Coyote hunting: A blast that saves fawns, makes $$

By Tom Claycomb February 07, 2014 08:40 am

Varmints are a blast to hunt, plus this year their furs are worth a bit. If there are two shooters one of you ought to carry a shotgun loaded with HEVI-Shot Dead Coyote loads. (Tom Claycomb photo)
Varmints are a blast to hunt, plus this year their furs are worth a bit. If there are two shooters one of you ought to carry a shotgun loaded with HEVI-Shot Dead Coyote loads. (Tom Claycomb photo)

There is a whole subculture out there in the outdoor world: varmint hunters. There’s a reason: It’s a blast. 

They have at least two or three magazines that I can name right fast dedicated just to varmint hunting. If you’ve never tried to call in a predator you’re missing a thrill. Plus, coyotes are death on fawns so it is good to thin them out. 

One week I was coyote hunting in Kansas and the next in Texas. Today let’s talk about the Texas hunt. We started at daylight and set up along a fence line between two coastal Bermuda hay pastures. To the east was a thick post oak forest.

 We set our call and decoy out 30 to 40 yards in the pasture, sprayed some Tink’s Predator Mist on the grass around our decoy and on the brush by the fence row. We ducked back into the brush the best that we could, waited a few minutes and then turned on the howler. After less than a minute we switched to a wounded rabbit. My buddy had an AR .308 and I had a shotgun loaded up with HEVI-Shot Dead Coyote loads.

The call hadn’t been going five minutes and my compadre hit his squeaker. To my left a coyote came in hitting Mach I. He ran within 10 yards of the decoy, got nervous and ducked tail and zipped back the other way.

I’m always nervous to hog shots even though I had the shotgun. Buddy crawls over. “Why didn’t you shoot?” Me: “I didn’t want to hog the first shot.” Him: “That’s why you have the shotgun. He was going 20 mph.” Me: “No, actually he was going about 30-40 mph.” Him: “There’s another dog.”

Another coyote ran out of the brush 50 yards from where the other one had entered. He ran out along the fence line, doubled back and then made a fatal mistake and stopped for a brief moment about 125 yards out.  

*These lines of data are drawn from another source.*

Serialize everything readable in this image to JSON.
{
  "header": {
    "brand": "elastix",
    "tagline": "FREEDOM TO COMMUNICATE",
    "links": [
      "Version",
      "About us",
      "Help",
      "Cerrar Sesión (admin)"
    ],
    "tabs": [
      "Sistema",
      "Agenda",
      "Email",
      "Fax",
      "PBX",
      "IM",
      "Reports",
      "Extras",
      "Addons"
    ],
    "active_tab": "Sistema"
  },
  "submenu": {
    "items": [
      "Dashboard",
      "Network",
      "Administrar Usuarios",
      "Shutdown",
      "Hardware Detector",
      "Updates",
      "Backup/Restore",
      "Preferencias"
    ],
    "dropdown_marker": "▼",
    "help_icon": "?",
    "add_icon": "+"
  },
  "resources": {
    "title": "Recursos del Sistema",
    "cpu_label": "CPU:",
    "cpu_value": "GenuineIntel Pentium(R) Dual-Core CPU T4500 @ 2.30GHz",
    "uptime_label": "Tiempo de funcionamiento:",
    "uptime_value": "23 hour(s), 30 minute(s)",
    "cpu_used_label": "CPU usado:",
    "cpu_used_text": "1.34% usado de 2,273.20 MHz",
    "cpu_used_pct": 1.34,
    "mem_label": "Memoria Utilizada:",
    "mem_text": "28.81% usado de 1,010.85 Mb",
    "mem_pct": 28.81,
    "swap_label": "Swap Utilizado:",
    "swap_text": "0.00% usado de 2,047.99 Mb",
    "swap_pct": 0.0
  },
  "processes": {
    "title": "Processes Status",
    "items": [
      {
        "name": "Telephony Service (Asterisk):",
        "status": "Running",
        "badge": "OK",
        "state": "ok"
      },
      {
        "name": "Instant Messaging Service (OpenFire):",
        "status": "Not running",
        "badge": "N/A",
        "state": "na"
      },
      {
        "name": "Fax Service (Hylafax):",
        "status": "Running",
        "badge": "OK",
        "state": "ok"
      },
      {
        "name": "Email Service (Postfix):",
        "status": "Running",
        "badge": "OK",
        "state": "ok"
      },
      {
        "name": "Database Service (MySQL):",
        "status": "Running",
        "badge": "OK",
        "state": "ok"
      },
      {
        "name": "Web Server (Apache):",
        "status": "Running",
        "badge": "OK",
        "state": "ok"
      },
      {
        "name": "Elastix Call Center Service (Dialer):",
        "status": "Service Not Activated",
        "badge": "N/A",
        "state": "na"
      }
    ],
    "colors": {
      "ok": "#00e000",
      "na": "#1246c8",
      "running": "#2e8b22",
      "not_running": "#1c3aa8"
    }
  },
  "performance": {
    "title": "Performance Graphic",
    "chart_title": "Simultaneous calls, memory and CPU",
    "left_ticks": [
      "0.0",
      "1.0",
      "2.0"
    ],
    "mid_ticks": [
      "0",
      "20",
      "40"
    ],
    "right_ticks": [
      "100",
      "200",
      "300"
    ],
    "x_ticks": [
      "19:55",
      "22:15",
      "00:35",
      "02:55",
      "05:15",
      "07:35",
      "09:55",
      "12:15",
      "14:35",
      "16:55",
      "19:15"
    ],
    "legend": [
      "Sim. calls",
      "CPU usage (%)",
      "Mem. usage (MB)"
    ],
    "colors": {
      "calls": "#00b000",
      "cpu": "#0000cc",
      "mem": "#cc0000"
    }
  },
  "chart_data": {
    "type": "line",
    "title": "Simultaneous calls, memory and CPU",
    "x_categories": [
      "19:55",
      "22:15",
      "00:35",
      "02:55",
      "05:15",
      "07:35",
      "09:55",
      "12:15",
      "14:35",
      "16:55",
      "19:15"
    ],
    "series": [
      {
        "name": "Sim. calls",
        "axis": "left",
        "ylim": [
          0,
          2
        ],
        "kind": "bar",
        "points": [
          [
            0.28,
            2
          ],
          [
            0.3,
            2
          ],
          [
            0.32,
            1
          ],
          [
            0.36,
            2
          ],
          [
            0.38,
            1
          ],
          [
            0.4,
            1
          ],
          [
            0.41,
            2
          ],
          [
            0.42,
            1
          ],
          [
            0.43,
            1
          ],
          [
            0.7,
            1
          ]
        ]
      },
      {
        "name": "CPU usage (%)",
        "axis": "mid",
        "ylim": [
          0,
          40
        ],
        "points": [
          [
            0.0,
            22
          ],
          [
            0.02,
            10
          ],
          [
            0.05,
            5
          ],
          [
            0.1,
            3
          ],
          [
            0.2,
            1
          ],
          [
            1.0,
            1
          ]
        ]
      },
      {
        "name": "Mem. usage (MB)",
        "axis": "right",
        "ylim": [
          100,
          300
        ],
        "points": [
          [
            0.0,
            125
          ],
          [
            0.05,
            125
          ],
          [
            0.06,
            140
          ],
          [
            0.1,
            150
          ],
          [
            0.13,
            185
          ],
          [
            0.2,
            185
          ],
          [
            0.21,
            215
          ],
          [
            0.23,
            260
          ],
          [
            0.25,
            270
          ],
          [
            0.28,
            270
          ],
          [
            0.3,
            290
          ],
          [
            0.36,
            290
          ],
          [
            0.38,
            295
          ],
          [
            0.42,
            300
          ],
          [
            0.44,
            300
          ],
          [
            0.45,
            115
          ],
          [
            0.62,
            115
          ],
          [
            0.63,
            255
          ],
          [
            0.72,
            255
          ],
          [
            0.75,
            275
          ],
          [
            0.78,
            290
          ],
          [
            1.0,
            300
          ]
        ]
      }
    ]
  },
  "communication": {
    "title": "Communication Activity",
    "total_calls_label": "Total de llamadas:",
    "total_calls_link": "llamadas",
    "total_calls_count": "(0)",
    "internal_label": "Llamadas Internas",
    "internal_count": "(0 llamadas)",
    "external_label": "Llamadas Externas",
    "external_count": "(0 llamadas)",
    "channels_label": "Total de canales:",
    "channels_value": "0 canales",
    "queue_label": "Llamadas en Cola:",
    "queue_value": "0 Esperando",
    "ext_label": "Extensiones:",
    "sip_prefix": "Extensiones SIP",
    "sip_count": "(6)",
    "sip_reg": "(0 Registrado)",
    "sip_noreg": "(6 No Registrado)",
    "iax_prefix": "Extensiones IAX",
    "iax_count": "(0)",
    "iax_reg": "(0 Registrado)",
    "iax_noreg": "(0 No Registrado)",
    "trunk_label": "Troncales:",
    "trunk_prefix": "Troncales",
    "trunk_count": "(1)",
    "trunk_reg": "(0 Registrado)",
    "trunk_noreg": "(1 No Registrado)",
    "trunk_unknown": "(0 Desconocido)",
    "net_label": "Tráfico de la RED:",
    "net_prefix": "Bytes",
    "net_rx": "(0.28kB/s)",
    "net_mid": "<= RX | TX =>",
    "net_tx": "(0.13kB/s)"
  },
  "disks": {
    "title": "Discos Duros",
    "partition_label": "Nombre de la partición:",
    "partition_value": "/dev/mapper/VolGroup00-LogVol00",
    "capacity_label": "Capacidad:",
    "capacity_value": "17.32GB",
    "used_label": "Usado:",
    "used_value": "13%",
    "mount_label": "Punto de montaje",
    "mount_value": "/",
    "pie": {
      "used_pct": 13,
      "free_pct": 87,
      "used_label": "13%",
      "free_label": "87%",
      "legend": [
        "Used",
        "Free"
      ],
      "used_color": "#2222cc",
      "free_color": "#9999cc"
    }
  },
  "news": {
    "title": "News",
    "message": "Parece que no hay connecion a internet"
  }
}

We went over and looked at him. Wow, what a big yote. I hesitate to throw out weights but he was big. We took pics and then moved back in the woods to an opening and set up again.

No coyotes came in so we then started up the call with a bunch of busy bird-calling trying to lure in a bobcat. Cats take at least 30 minutes to come in as the norm so you have to be patient and really watch the brush. No one came in. Time to jump. 

We then moved to another pasture. There was a fence line on the west side of the pasture that had a line of cedar trees in the fence line that we were going to hide behind. As we were setting up our decoys we looked up and a coyote was working the north fence line 

We slapped up the shooting sticks and I told him to hit the call right fast but before he could I spotted the coyote 50 yards farther down the fence line on our side of the fence. He skipped along for 50 feet and then stopped. 

After a 150-200-yard shot and we ran over to look at him. My gosh. The other coyote was as big as I’ve ever seen but this one was at least 8 pounds heavier. The cameraman had to snap a quick pic because I couldn’t hold him up for more than three seconds.   

We went back up to the truck to grab the camera and there was another coyote. He slipped away. Wow, this was rough hunting. First set-up, five minutes. Third one, 2-3 seconds. Doesn’t get much better than that.